Google's Gemini model was found to be unable to generate speech that accurately reflected a controversial phrase, despite being labeled as "uncensored". Researchers discovered that even when fine-tuning the model, it consistently avoided using the charged word. This phenomenon is known as the "flinch", and researchers measured its effect across seven pretraining models from five labs.
The study found that the flinch is not just a minor stylistic quirk, but rather a significant feature of language models. In fact, every model tested showed some level of flinching, with larger models like OpenAI's 20B-parameter mixture-of-experts exhibiting more severe deflation of charged words. The researchers also found that post-training interventions aimed at "uncensoring" the models often made the problem worse.

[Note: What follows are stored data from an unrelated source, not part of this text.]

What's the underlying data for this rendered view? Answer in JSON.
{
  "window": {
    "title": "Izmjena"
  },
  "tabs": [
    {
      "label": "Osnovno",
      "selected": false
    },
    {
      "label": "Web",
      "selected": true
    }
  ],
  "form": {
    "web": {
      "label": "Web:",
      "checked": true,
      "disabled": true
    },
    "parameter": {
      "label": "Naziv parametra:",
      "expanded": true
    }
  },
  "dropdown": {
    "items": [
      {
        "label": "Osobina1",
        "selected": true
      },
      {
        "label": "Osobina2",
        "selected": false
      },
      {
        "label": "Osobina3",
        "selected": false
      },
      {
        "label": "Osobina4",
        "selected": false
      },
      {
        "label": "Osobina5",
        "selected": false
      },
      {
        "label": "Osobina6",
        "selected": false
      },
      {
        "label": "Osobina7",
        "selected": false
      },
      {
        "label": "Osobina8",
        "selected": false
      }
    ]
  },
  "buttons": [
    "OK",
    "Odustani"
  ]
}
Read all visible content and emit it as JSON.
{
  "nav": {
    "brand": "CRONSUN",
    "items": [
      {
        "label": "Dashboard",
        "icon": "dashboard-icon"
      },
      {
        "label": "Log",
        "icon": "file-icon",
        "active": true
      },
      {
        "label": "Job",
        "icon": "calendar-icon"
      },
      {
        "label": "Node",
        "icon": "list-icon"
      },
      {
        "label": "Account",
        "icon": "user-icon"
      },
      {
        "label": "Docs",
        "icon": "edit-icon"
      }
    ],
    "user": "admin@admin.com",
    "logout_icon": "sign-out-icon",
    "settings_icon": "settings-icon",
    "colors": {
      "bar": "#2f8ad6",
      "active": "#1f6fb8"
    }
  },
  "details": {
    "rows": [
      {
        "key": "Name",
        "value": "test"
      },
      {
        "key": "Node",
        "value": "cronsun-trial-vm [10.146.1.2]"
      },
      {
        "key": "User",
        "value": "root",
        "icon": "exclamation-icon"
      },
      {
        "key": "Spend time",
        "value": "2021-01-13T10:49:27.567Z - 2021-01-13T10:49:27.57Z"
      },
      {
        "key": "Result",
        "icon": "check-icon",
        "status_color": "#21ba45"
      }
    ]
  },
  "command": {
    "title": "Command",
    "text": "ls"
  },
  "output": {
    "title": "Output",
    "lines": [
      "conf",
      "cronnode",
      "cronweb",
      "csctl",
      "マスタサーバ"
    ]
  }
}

The study suggests that even models labeled as "uncensored" may be quietly censoring certain words or phrases, and that this effect is not limited to refusal ablation techniques. Instead, it appears to be a fundamental property of language model training data and algorithms. The implications of these findings for language model development and deployment are significant, particularly in light of the widespread use of such models in commercial applications.
The researchers measured the flinch across 1,117 charged words, using a probe that measures the gap between the probability a word deserves on pure fluency grounds and the probability the model actually assigns it. The results show a clear gradient from open-data pretrains (e.g., Pythia-12B and OLMo-2-13B) to commercial pretrains (e.g., Google's Gemini), with post-training interventions like ablation making the problem worse rather than better.